Institutional Shareholder Services (ISS), an organization that provides corporate governance services, has criticized the world's largest social network for planning to give CEO Mark Zuckerberg too much control .
The Wall Street Journal, which obtained a copy of a report filed by the ISS, was first to report on the story.
According to papers Facebook filed with the Securities and Exchange Commission earlier this month, Zuckerberg owns about 28 percent of the social network, but following the IPO, he will hold 57 percent of the company's voting power.
Facebook plans to have two stock classes--Class A and Class B. Class A shareholders--those who will buy the company's stock on the open market--will be allowed one vote per share. Class B stock, which Zuckerberg controls, allows for 10 votes per share.

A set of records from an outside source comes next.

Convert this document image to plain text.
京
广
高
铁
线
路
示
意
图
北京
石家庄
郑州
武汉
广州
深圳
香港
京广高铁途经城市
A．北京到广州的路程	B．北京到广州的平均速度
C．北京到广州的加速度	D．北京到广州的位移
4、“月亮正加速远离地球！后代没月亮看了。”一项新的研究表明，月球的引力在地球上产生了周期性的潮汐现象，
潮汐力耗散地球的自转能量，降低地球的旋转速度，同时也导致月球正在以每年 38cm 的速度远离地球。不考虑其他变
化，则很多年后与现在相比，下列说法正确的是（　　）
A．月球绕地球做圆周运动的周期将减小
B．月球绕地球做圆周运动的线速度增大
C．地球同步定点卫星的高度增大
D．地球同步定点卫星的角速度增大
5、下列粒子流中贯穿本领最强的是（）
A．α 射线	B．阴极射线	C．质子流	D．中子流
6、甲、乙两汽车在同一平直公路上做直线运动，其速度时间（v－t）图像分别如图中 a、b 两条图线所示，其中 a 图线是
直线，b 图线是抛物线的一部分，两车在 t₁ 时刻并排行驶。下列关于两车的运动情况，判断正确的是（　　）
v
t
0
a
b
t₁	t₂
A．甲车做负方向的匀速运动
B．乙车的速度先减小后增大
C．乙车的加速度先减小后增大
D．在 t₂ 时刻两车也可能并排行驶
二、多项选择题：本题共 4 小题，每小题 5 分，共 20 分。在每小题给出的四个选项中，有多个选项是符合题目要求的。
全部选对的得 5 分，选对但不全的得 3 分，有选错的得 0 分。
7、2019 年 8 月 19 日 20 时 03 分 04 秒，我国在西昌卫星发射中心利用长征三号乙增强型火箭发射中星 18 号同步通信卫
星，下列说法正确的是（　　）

If Zuckerberg retains more than 50 percent of the power, he can single-handedly make all board decisions and acquisition and merger approvals, regardless of what other Facebook shareholders want.
The ISS is a long-time critic of dual-class stock structures, and has taken aim at other prominent online companies, including LinkedIn and Zynga, for engaging in the same tactic. But the ISS has no power to change things. And there's a good chance Facebook will ignore it.
However, Facebook itself has acknowledged that its classification as a "controlled company," with one person holding over 50 percent of its governance power, is a risk factor that might see Zuckerberg vote "in his own interests, which may not always be in the interests of our stockholders generally."
ISS outcry comes just a week after the California State Teachers' Retirement System (CalSTRS).
"We are disappointed that the Facebook board will not have any women members," CalSTRS corporate governance director Anne Sheehan wrote in a letter to Facebook. "We believe that investors and the company would benefit from a larger, more diverse board."
Facebook has not publicly responded to CalSTRS' letter. The company has also not immediately responded to CNET's request for comment on the ISS statements, and likely won't, since it's observing an SEC-mandated quiet period in preparation for its IPO.